Am Donnerstag Abend saß ich bei einer Lesung im Einstein Unter den Linden. Zumindest die Mommy-Bloggerinnen und ihr Publikum sollten Petra van Laak kennen, die ihre Trennung, plötzliches – auch finanzielles – Alleindastehen mit vier Kindern und den Neuanfang in zwei Büchern verarbeitet hat, die (Gott sei Dank!) weder Rosenkrieg-Chronik noch Jammerarie sind, sondern die Schilderung eines harten Weges mit einer Menge Humor. Ich fürchte aber, die Mehrheit lebt und handelt eher wie die viele Diskutantinnen aus diesem Thread: „immer schön aus dem Bauch heraus“ und hat meist nicht ganz so viel Energie, sich selbst am Zopf aus dem Sumpf zu ziehen.
Der Abend war erstaunlich. Das deutsche UN Women-Komitee war mit zwei Frauen im Publikum, dazu Abgesandte weiterer Frauenverbände, Journalistinnen und Menschen aus der Lehre – die Humboldt-Uni ist schließlich nebenan. Berlin Mitte ist nicht nur Hipstertown.

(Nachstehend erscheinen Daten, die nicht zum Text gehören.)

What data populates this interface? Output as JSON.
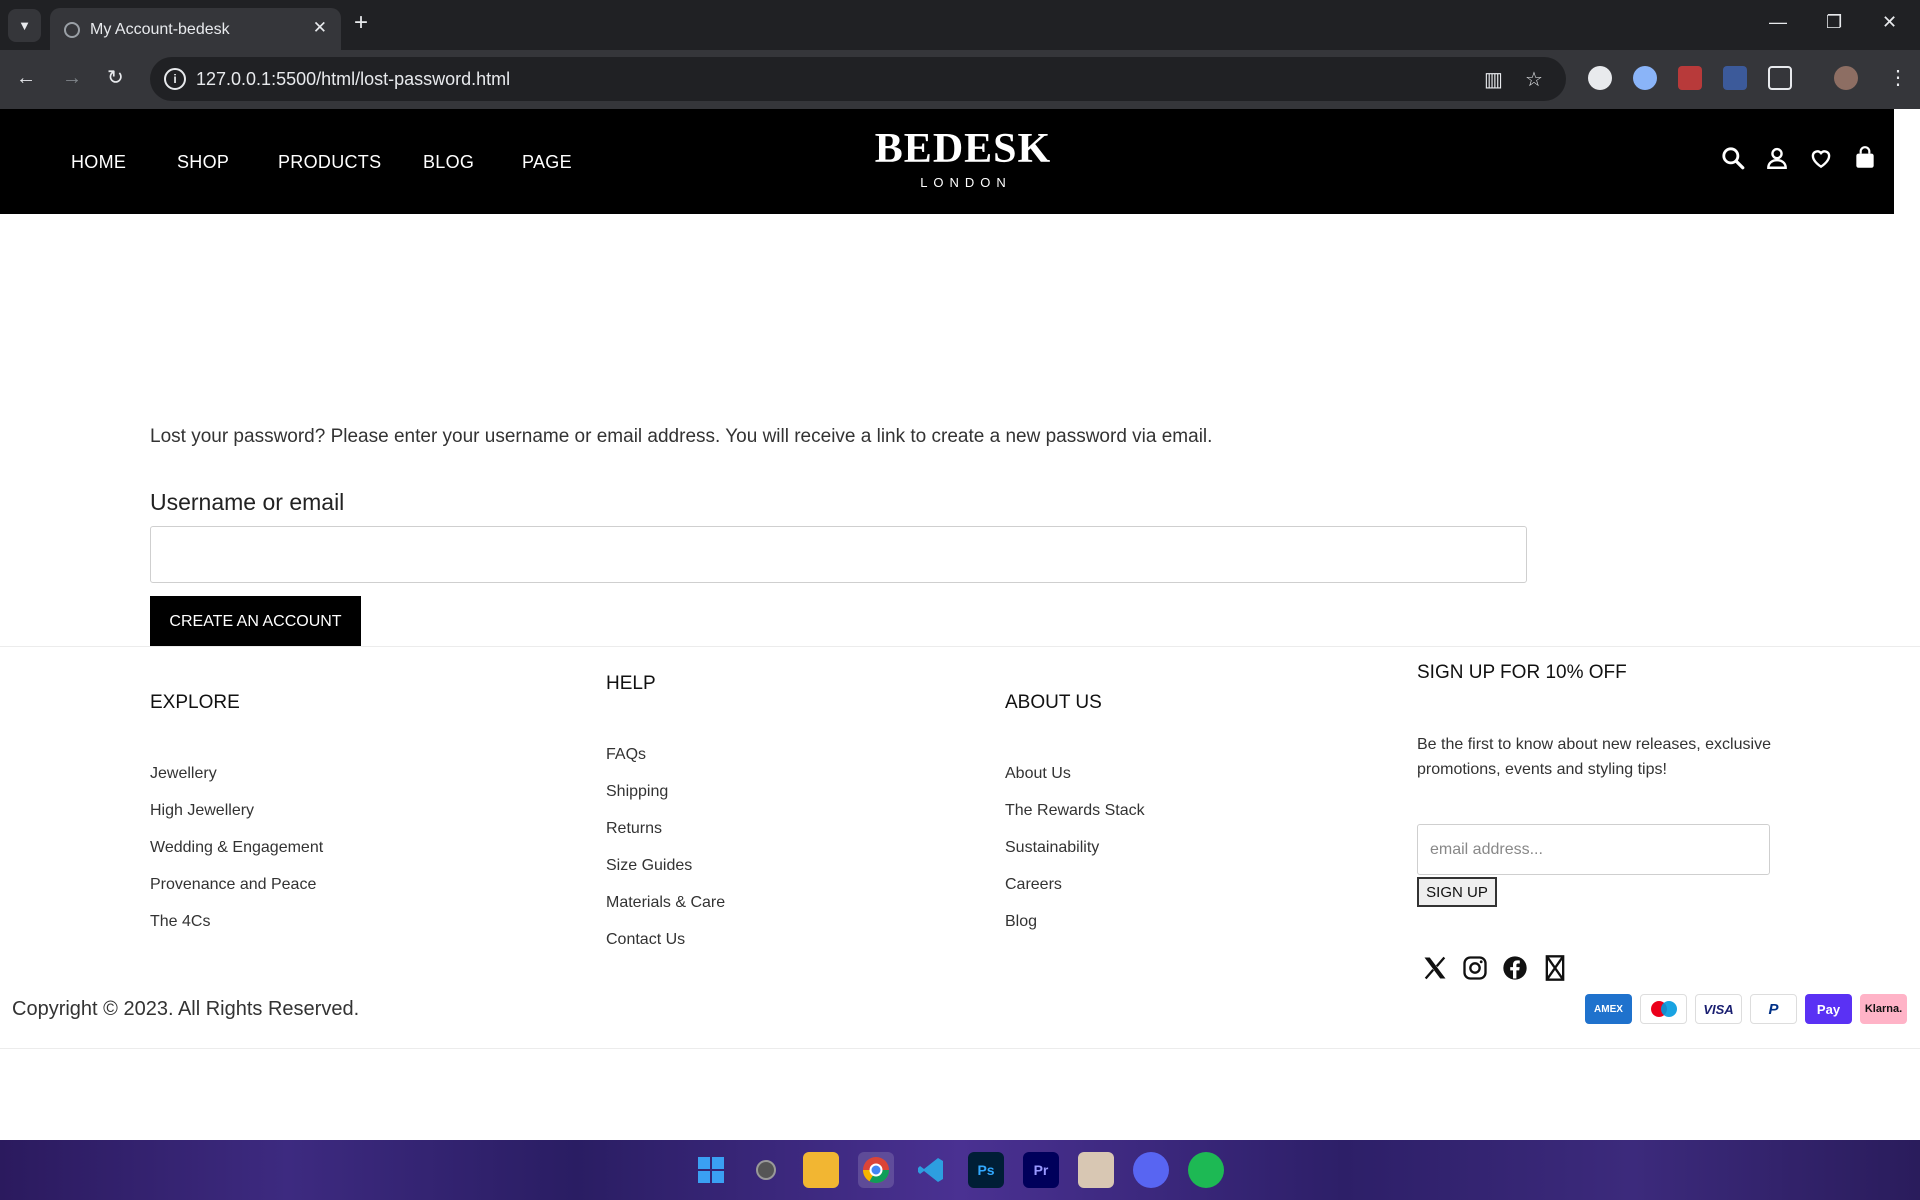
{
  "browser": {
    "tab_title": "My Account-bedesk",
    "url": "127.0.0.1:5500/html/lost-password.html"
  },
  "header": {
    "menu": [
      "HOME",
      "SHOP",
      "PRODUCTS",
      "BLOG",
      "PAGE"
    ],
    "logo_main": "BEDESK",
    "logo_sub": "LONDON"
  },
  "main": {
    "intro": "Lost your password? Please enter your username or email address. You will receive a link to create a new password via email.",
    "field_label": "Username or email",
    "field_value": "",
    "button_label": "CREATE AN ACCOUNT"
  },
  "footer": {
    "explore": {
      "title": "EXPLORE",
      "links": [
        "Jewellery",
        "High Jewellery",
        "Wedding & Engagement",
        "Provenance and Peace",
        "The 4Cs"
      ]
    },
    "help": {
      "title": "HELP",
      "links": [
        "FAQs",
        "Shipping",
        "Returns",
        "Size Guides",
        "Materials & Care",
        "Contact Us"
      ]
    },
    "about": {
      "title": "ABOUT US",
      "links": [
        "About Us",
        "The Rewards Stack",
        "Sustainability",
        "Careers",
        "Blog"
      ]
    },
    "signup": {
      "title": "SIGN UP FOR 10% OFF",
      "text": "Be the first to know about new releases, exclusive promotions, events and styling tips!",
      "placeholder": "email address...",
      "button": "SIGN UP"
    },
    "social_icons": [
      "x-icon",
      "instagram-icon",
      "facebook-icon",
      "x-box-icon"
    ],
    "copyright": "Copyright © 2023. All Rights Reserved.",
    "payments": [
      {
        "label": "AMEX",
        "color": "#1f72cd"
      },
      {
        "label": "",
        "color": "#ffffff"
      },
      {
        "label": "VISA",
        "color": "#ffffff"
      },
      {
        "label": "P",
        "color": "#ffffff"
      },
      {
        "label": "Pay",
        "color": "#5a31f4"
      },
      {
        "label": "Klarna.",
        "color": "#ffb3c7"
      }
    ]
  },
  "colors": {
    "header_bg": "#000000",
    "button_bg": "#000000"
  }
}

Ich war wie immer die Katze auf dem Schrank. Ich beobachte lieber. Ein Philosoph spulte beim nachfolgenden meet&greet das übliche „Hey, hier, ich! Kuck mal was ich alles mache!“-Männerprogramm ab (und leugnete noch eine halbe Stunde vorher in der Diskussion, dass das männertypisch sei). Die attraktive (mit einem anderen glücklich verheiratete) Dreißigjährige, die ihn mitgebracht hatte, kannte das alles schon und bremste ihn immer mal. Ich bin trainiert darin, Leuten mit hoher Eigendrehung ein gutes Gefühl zu geben und reagierte reflexartig mit positiver Spiegelung, außerdem habe ich selber die große Klappe und mache gern mit bei Klugscheißereien. Nur eine ältere Dame nahm ihn einfach nicht ernst. Das heißt, erst am Schluss. Vorher hatte ich die beiden allein gelassen, als sie entdeckten, sie seien gleich alt und hätten einen ähnlichen Background und viele gleiche Erinnerungen. Es wurde flirty und fast intim, die Körpersprache und der Ton der Frau veränderten sich sichtlich und ich dachte mir: Stör mal nicht. Minuten später stand sie auf, zog den Mantel an und meinte zu mir: „Das ist nix für mich!“ und ging. Hm.
Ich registriere so etwas wie ein Geigerzähler. Ich beobachte und es tickt in mir und zeichnet Kurven. Mit Sechzig scheint das „Mann gibt an und Frau bewundert ihn nachsichtig lächelnd“ nicht mehr so richtig zu funktionieren. Stieg er auf ihren Flirt nicht ein? War sie von der Heißluftproduktion dann doch abgestoßen?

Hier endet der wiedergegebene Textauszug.